ウスリーの赤き流れに
演劇については全くの門外漢ですが、知人の薦めで 「ウスリーの赤き流れに」 という舞台を観る機会に恵まれました。
ウスリーとは、ユーラシア大陸の北東部を流れるウスリー川のことで、戦時中は満州国(日本が統治)と、ソ連の国境をなす要所でした。
その要所にあった関東軍の 「虎頭(ことう)要塞」 の攻防では、日本が無条件降伏した昭和20年8月15日を過ぎても、ソ連軍の猛攻により、民間人を含む日本の国境守備隊など2千数百名が命を落としました。
画像出典 虎頭要塞日本側研究センター
終戦後に何故このような悲劇が起こったのか? 生き残った日本兵3名の証言をもとに製作されたのが 「ウスリーの赤き流れに~1945年8月の証言」 です。 (今回は平成12年初演の再演)
戦後71年、戦争を決して風化させてはいけない!と言う決意と、反戦の強いメッセージを感じる公演でした。 役者さんのセリフに 「平和の願い」 が込められていました。
しかし戦争体験者は減って風化は進んでいます。 戦争の生き証人で、反戦を訴え続けたジャーナリスト むのたけじさんも、先日101歳で他界されました。
誤った国策により他国を侵略し、遂には熾烈な沖縄戦、本土空襲、原爆投下、そしてソ連の参戦による在留邦人の悲劇、シベリア抑留。 非人道的で理不尽な状況下で、310万人もの日本人が犠牲になったのです。

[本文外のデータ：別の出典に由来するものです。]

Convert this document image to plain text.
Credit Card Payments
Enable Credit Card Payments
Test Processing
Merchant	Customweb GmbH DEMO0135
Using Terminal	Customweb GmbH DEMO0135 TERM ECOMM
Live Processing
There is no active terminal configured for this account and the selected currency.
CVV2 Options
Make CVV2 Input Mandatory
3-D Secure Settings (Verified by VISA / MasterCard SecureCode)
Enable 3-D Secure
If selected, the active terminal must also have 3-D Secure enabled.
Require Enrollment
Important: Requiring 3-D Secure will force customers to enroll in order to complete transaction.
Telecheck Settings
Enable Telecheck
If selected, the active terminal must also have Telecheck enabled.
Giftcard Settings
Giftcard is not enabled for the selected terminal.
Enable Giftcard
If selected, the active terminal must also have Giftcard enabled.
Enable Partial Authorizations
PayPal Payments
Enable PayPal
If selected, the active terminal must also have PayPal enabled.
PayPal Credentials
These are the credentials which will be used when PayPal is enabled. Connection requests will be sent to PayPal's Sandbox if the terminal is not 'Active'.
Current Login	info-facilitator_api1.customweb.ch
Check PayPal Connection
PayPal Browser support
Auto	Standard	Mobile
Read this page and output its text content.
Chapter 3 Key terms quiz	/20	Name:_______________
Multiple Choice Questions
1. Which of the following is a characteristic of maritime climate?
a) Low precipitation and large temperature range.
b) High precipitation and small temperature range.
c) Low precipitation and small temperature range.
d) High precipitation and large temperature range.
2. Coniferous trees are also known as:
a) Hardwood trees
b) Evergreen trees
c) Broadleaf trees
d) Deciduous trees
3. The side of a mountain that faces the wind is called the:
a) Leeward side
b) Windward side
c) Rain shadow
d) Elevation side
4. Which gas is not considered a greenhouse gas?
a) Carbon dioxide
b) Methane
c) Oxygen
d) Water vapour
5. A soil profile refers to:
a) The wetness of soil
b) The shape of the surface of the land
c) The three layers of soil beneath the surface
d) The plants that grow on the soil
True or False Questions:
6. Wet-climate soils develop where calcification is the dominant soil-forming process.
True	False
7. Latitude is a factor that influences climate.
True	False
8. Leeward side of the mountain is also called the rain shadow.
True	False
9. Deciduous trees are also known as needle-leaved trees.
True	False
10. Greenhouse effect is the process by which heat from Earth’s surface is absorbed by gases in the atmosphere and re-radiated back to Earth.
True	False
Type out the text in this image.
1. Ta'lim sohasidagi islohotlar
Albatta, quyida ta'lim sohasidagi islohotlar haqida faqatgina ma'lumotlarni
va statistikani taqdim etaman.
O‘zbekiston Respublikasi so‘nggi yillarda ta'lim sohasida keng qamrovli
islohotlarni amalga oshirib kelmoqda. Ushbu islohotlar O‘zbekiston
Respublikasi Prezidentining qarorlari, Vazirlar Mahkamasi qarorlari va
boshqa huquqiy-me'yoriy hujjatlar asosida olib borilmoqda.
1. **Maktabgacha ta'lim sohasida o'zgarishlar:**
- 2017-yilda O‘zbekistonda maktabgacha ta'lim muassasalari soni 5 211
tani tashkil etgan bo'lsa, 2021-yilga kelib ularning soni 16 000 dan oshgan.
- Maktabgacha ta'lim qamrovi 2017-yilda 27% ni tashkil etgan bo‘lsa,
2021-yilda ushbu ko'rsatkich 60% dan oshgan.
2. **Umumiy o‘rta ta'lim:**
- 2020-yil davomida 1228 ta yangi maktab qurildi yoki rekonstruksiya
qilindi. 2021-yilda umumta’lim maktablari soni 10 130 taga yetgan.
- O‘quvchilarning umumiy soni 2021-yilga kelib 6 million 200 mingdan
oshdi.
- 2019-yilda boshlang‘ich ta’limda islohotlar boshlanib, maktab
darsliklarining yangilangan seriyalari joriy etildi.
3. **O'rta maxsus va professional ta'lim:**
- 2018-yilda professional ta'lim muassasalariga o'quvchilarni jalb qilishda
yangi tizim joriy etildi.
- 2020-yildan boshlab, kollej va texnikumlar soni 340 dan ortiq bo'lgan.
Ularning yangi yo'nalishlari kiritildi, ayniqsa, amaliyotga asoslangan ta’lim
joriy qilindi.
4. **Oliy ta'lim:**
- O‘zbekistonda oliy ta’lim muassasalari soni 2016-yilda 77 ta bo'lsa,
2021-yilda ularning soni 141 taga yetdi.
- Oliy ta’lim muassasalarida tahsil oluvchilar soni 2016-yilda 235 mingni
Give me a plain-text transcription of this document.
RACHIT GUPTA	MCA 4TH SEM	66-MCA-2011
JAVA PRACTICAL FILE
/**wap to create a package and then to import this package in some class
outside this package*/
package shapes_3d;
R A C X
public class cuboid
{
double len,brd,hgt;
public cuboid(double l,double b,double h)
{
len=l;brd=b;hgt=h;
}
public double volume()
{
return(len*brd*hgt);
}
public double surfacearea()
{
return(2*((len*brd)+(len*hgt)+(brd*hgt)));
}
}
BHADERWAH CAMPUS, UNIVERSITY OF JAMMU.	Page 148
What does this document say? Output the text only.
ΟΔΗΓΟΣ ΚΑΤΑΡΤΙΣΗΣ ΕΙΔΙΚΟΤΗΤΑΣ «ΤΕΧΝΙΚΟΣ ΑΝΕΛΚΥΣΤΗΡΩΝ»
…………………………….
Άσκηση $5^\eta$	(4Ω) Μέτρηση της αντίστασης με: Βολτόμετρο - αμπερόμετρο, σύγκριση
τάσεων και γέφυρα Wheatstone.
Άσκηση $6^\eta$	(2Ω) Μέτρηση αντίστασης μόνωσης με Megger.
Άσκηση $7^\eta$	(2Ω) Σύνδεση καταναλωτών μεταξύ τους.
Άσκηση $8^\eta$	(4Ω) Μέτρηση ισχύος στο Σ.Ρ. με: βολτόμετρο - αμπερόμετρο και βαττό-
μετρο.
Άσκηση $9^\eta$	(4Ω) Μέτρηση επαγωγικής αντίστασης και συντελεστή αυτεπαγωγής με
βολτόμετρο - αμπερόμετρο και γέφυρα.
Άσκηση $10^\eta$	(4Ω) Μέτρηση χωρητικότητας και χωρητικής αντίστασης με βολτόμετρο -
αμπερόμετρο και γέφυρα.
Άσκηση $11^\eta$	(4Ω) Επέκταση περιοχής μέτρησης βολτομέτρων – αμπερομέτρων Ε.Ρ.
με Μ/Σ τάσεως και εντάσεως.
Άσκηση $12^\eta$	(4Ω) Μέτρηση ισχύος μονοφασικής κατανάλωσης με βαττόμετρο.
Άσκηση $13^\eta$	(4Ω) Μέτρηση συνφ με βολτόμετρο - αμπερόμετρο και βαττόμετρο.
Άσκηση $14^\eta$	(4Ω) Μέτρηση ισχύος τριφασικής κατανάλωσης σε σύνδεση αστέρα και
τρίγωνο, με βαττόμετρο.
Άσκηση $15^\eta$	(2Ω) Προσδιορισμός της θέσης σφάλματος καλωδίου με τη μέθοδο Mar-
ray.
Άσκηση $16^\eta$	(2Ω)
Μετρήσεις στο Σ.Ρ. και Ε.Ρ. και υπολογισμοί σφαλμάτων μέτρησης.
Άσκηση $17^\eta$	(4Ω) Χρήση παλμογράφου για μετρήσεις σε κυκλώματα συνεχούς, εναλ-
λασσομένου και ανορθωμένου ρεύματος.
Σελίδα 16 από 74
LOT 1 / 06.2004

本公演は、「平和」 と言う美名のもとに 「戦争が出来る国」 に変貌しようとしている日本の現状に、「強い警鐘」 を鳴らすもので、上演の意義は深いものがありました。
会場近くの公園で、ポケモンGOに興じる多くの若者を見かけました。この平和がいつまでも続くことを願いながら帰途につきました。